Suddenly, your life changes in an instant. You are just told by your Doctor that you have a life threatening disease. He tells you not to worry, that you still have many options available to you.  You hear the words but your mind is racing-the doctor continues to talk, but you do not hear any more of his words.

Your life just stopped. You are thinking about what you had, what you will lose, what will happen. Everything is changed. The day that started off like any other day, is now different. While the Doctor tells you not to worry, that we can beat this. Your mind is telling you that you are going to die.

The Doctor tells you about the latest treatment options, that we can bet this and not to worry. You begin the treatment, you are believing now that there is a chance. The treatment continues, its hard, it takes its toll both on your body and your head. Finally, you believe that there is light at the end of the tunnel and you are going to beat this. Then that light suddenly turns into a locomotive headed right straight for you.

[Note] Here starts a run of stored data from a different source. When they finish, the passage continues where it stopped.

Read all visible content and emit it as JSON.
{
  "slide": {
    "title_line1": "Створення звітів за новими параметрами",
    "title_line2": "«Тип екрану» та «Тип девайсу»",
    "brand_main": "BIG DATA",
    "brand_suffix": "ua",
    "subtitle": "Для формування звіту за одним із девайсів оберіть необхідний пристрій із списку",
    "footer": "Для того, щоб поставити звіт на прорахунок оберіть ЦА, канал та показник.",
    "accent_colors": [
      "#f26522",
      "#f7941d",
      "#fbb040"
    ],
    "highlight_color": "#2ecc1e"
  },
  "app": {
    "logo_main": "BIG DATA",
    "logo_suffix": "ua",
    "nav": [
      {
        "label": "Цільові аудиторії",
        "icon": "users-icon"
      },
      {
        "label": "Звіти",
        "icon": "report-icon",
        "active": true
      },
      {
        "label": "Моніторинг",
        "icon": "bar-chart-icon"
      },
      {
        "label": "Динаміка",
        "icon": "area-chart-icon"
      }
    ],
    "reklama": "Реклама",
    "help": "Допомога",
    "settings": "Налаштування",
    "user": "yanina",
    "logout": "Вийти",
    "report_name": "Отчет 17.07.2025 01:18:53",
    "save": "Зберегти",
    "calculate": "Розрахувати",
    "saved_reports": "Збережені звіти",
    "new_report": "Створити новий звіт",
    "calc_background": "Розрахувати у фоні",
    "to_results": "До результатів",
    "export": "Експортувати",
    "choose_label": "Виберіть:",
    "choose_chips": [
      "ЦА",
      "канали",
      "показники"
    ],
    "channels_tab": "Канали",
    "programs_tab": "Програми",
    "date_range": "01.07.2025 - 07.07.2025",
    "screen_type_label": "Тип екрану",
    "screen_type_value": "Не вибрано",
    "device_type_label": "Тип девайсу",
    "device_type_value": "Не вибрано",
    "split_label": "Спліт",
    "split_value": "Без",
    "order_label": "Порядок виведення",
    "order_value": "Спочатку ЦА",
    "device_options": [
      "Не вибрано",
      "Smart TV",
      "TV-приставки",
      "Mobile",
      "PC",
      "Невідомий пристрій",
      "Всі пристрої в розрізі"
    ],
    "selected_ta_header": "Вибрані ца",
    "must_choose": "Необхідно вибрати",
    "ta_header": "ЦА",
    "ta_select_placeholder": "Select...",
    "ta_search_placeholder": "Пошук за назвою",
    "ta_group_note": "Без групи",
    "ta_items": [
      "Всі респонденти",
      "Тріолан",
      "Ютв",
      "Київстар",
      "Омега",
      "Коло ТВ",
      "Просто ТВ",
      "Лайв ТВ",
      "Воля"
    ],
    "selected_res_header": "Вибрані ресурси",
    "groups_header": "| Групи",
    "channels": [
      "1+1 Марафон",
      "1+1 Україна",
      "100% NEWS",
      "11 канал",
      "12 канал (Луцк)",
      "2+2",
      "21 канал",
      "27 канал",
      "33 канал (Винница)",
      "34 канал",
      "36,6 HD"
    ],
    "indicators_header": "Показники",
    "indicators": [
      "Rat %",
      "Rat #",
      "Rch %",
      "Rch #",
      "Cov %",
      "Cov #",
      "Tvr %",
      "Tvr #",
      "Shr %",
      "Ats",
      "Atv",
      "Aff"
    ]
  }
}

This is the roller coaster world that you have now entered. But the bottom line to all of this is that you are still the same person you were one year, two years ago. Just everything has changed-but you are still the same person. Just like when you throw confetti into the air (those pieces are you), there are still the same pieces when they fall, just arranged differently when the land on the ground.

While many Doctors believe that they are God, unlike God-they cannot foretell the future. They may be able to tell you what MAY happen concerning an illness, they cannot say of any certainty that this WILL occur exactly as they say.

Do miracles, yes. But the reason they are called miracles is that they do not always occur. Sometimes, God's answer is NO.

Nothing is promised to anyone in life. Whatever cards you are dealt, will be the ones that you have to pay with. No re-deals, no re-shuffle. You play with what you have.

Are you still the same person, YES. You still have the same talents, skills that you had two days ago. You are that confetti waiting to fall to the ground.

Many may talk about religion and how strong their faith is, but when your faith is all that you have, that is when you find out how strong your faith truly is.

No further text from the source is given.